The following example function does a binary search (by reducing a bracket around the target value step by step) inside an ordered array:

/*@
requires len > 0;
requires \valid_read(data + (0 .. len-1));
requires \forall int i,j; 0 <= i <= j < len ==> data[i] < data[j];
behavior found:
requires \exists int i; 0 <= i < len ==> data[i] == key;
ensures \result >= 0 && \result < len;
behavior notfound:
requires \forall int i; 0 <= i < len ==> data[i] != key;
ensures \result == -1;
assigns \nothing;
*/
int searchData(int* data, int len, int key) {
if(len <= 0) { return -1; }

int low = 0;
int up = len-1;

/*@
loop assigns low,up;
loop invariant up < len;
loop invariant low < len;
loop invariant low >= 0;
loop invariant up >= 0;
*/
while(low < up) {
int mid = low + (up - low)/2;
if(data[mid] > key) {
low = mid;
} else if(data[mid] < key) {
up = mid;
} else {
return mid;
}
}
if(data[low] == key) { return low; }
if(data[up] == key) { return up; }
return -1;
}


## Predicates and logic functions

Predicates are the (pure) function equivalent to C functions. They allow to write the conditions we have already used and name them. They can receive arguments as functions from programming languages and have to be either true or false. These can then be used later on in different places.

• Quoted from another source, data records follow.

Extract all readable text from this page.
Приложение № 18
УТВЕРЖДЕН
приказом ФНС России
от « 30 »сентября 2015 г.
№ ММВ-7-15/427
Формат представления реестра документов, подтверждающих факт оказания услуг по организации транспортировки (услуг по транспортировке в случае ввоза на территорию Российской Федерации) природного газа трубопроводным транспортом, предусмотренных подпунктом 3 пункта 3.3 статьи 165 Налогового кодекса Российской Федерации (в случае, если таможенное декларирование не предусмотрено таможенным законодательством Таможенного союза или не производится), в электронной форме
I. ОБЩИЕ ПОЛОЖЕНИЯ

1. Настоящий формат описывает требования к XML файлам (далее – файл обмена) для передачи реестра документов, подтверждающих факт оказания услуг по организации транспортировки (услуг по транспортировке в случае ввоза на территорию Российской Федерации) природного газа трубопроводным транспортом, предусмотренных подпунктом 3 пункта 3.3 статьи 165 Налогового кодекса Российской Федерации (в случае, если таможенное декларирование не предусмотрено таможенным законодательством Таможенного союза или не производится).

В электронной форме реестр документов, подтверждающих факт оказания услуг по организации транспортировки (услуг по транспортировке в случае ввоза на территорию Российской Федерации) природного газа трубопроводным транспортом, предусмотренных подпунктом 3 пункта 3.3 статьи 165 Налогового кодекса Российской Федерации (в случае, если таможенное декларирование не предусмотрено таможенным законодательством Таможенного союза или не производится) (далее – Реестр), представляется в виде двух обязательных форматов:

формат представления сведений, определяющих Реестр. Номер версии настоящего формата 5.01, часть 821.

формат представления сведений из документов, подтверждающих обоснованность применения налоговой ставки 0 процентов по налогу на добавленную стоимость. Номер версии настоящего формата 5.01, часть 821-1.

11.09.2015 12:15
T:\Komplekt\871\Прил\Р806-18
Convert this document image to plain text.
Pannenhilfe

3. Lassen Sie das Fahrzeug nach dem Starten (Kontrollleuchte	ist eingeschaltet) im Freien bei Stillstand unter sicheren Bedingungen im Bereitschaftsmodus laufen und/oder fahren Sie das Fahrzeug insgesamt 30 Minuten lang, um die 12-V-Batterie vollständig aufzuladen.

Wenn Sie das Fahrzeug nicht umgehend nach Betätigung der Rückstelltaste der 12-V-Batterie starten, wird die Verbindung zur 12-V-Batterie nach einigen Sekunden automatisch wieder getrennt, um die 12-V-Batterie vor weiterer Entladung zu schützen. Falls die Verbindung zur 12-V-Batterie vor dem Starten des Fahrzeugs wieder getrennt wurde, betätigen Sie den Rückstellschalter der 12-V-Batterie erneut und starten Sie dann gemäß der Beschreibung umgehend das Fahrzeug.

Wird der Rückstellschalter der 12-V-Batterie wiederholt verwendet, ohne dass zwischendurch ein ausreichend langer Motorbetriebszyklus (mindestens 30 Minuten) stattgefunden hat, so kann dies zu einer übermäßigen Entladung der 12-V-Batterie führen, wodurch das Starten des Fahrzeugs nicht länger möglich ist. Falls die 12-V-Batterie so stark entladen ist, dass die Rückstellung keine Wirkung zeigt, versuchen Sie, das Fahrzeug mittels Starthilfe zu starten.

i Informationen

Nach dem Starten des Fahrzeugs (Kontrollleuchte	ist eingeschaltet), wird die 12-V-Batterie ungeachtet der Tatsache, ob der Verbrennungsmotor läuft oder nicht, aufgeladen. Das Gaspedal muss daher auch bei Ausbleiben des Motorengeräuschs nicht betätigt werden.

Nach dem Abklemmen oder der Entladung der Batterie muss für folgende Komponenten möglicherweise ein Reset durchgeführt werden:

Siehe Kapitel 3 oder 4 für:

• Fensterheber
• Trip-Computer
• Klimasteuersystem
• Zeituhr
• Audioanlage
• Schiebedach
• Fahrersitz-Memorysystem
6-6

For example the previous searchData function can be rewritten with predicates:

/*@
predicate orderedIntArray(int* data, size_t len, int val) =
len > 0 &&
\valid_read(data + (0 .. len-1)) &&
\forall int i,j; 0 <= i <= j < len ==> data[i] < data[j];
predicate elementInIntArray(int* data, size_t len, int val) =
len > 0 &&
\valid_read(data + (0 .. len-1)) &&
\exists int i; 0 <= i < len ==> data[i] == key;
*/
/*@
requires orderedIntArray(data, len, key);
behavior found:
requires elementInIntArray(data, len, key);
ensures \result >= 0 && \result < len;
behavior notfound:
requires !elementInIntArray(data, len, key);
ensures \result == -1;
assigns \nothing;
*/
int searchData(int* data, int len, int key) {
if(len <= 0) { return -1; }

int low = 0;
int up = len-1;

/*@
loop assigns low,up;
loop invariant up < len;
loop invariant low < len;
loop invariant low >= 0;
loop invariant up >= 0;
*/
while(low < up) {
int mid = low + (up - low)/2;
if(data[mid] > key) {
low = mid;
} else if(data[mid] < key) {
up = mid;
} else {
return mid;
}
}
if(data[low] == key) { return low; }
if(data[up] == key) { return up; }
return -1;
}


As with C++ predicates can be overloaded as long as they differ in their type signature.

Logic functions on the other hand can be functions that describe program behaviour in a logical expression (for example the calculation performed by an function). These can be used in any comparison or similar context:

    /*@
logic vectorInProduct2D(int* v1, int* v2) = v1[0] * v2[0] + v1[1] + v2[1];
*/


One can of course use recursion to realize loops but has to take care of the limits of the proof assistant used to verify the expression.